Dia pernah berpikir tentang rumah kecil di pinggir kota. Tidak mewah, bukan rumah seluas istana dengan banyak ruang kosong tak terpakai. Tidak juga berhalaman luas dengan berbagai macam tanaman. Hanya tempat tinggal sederhana dengan ruangan secukupnya tetapi cukup luas untuk dua-tiga orang. Tempat di mana Seijuro bisa pulang selepas turnamen shogi. Barangkali dengan seseorang yang menyambutnya. (Atau, tidak. Sepertinya orang itu akan cukup sibuk, nantinya. Seijuro tidak keberatan.)
Rumah mereka akan memiliki perpustakaan kecil. Seijuro suka membaca, Shintaro juga. Shintaro akan menemaninya bermain shogi ketika dia tidak sibuk. Meskipun Shintaro tidak sebanding dengan lawan-lawannya di turnamen shogi. (Hei, operasi, pasien, dan obat-obatan akan lebih menyita ruang dalam sel-sel otaknya daripada shogi.
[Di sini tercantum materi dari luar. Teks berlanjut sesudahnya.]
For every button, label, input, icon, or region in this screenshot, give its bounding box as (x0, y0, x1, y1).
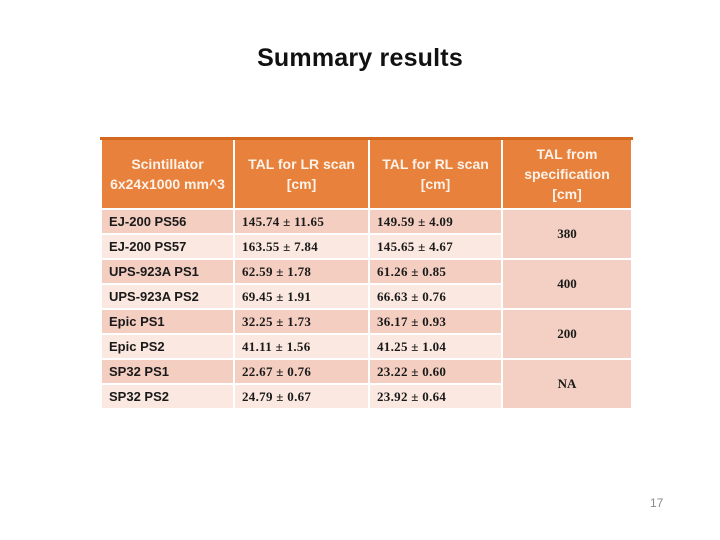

Mungkin dia sudah tidak terlalu terobsesi untuk mengalahkan Seijuro.) Atau, cukup duduk diam berdua dengan buku di tangan masing-masing. Jendela ruang baca mereka terbuka, mengundang angin sore juga sinar matahari senja yang mencium rambut hijau dan punggung tegap Shintaro. Seijuro tidak akan malu-malu mengakui dia menyukai pemandangan itu.
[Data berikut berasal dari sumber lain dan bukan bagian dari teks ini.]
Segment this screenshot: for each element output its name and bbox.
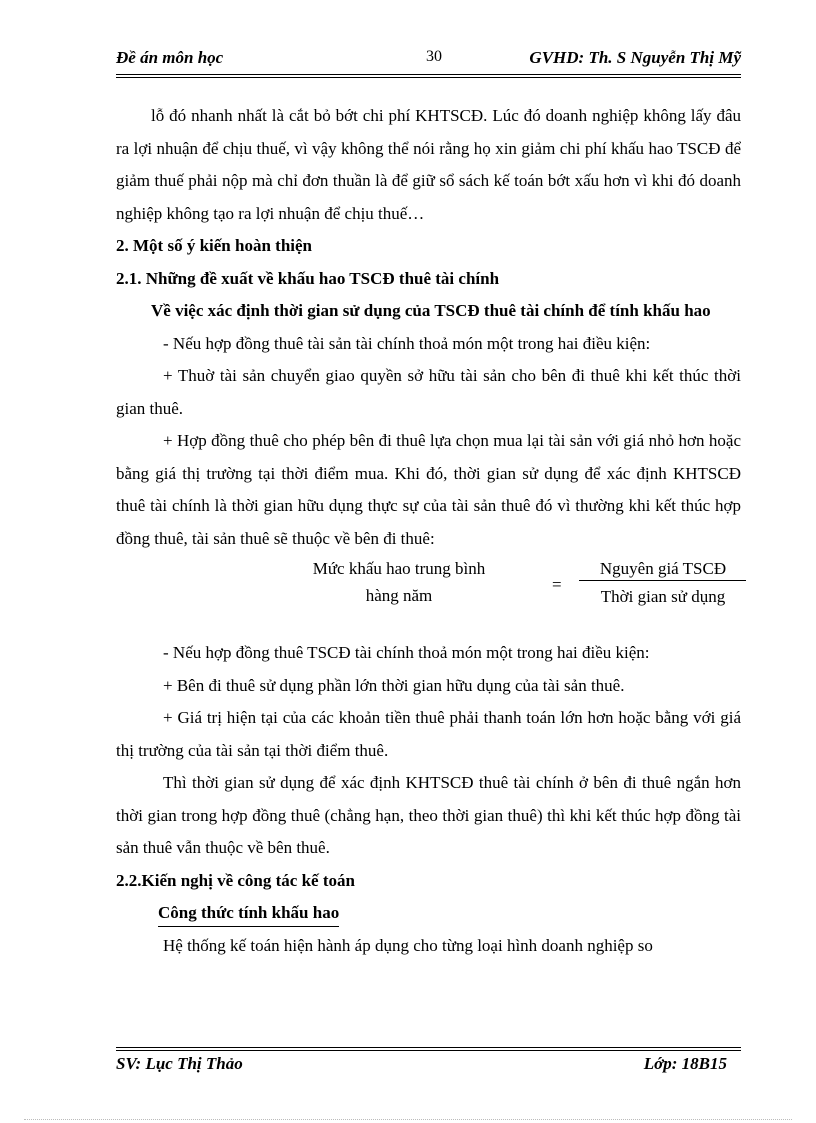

Dan, Seijuro hanya akan menjadi Seijuro. Seorang pemain shogi profesional. Tanpa menyandang nama besar Akashi.
Bagi Seijuro, mimpi masa depan cukup sesederhana itu.
.
.
.
“Tentu saja ada. Jangan kira aku tidak punya mimpi!” dia segera membalas ucapan Midorima, setengah mencibir.
“Mimpimu bukan menjadi orang nomor satu sedunia, kan?” ucapan Midorima sukses membuahkan pandang mata mematikan dari Akashi.
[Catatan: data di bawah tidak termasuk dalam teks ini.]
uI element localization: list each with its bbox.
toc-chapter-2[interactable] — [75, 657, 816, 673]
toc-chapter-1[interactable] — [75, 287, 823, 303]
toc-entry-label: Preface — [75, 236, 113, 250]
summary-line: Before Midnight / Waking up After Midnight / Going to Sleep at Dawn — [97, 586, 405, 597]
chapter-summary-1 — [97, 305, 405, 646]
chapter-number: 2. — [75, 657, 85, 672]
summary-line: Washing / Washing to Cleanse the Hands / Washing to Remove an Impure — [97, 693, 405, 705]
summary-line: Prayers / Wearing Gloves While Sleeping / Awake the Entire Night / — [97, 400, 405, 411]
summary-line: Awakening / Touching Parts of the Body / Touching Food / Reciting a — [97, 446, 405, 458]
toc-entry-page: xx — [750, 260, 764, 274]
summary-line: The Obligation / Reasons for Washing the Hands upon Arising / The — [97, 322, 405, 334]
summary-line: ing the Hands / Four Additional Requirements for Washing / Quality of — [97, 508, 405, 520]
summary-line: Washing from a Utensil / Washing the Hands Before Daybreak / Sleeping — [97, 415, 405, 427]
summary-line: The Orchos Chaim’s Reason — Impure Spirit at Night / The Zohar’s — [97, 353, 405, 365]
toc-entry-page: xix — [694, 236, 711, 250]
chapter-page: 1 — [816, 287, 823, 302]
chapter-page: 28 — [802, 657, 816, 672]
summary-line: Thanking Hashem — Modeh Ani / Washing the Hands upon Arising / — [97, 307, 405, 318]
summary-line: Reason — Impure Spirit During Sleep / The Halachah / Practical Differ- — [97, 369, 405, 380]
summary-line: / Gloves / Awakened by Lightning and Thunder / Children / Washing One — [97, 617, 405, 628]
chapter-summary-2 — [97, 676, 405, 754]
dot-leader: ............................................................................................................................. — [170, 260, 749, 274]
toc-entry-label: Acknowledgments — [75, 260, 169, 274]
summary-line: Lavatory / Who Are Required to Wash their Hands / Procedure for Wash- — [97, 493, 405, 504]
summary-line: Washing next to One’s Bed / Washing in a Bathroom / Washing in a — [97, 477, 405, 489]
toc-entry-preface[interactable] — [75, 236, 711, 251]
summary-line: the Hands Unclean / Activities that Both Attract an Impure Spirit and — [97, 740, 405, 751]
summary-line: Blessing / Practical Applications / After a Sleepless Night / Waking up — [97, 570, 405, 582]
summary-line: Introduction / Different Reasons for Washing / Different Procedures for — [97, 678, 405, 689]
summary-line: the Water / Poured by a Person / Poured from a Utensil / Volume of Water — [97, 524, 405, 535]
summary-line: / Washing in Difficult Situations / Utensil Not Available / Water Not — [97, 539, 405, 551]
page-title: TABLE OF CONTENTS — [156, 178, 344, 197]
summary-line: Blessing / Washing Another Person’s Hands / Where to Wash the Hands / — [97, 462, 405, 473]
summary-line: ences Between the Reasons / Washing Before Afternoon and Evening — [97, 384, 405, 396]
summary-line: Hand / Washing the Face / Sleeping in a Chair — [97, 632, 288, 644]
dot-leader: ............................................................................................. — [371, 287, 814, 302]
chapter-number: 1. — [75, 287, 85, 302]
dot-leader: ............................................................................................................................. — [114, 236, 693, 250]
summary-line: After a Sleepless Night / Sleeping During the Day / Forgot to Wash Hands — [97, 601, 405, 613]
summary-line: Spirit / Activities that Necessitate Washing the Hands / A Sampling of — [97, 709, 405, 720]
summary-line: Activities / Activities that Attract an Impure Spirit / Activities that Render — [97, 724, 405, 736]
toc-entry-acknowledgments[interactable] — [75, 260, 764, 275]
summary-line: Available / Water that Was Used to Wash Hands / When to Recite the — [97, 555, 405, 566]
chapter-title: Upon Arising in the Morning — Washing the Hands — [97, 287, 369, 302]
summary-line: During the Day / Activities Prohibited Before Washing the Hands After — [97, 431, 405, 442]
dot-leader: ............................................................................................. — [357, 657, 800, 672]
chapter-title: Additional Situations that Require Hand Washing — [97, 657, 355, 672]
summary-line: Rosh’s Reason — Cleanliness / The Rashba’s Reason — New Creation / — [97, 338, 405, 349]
“Sialan. Tentu saja tidak.”
Midorima mengulum senyum. “Kau masih ingin menjadi pemain shogi profesional, Akashi?”
“Masih. Itu masih jadi salah satu keinginanku,” sepasang mata merahnya bertemu mata hijau Midorima yang terhalang lensa.
“Boleh aku tahu keinginanmu yang lain?”
“Nanti kau akan tahu, Midorima. Masa depan tidak akan jadi kejutan kalau kau tahu semuanya sekarang.”
Karena masa depan adalah buku yang dijaga tujuh buah kunci. Tidak ada yang bisa membacanya. Tidak ada yang bisa memprediksinya hingga itu benar-benar terjadi.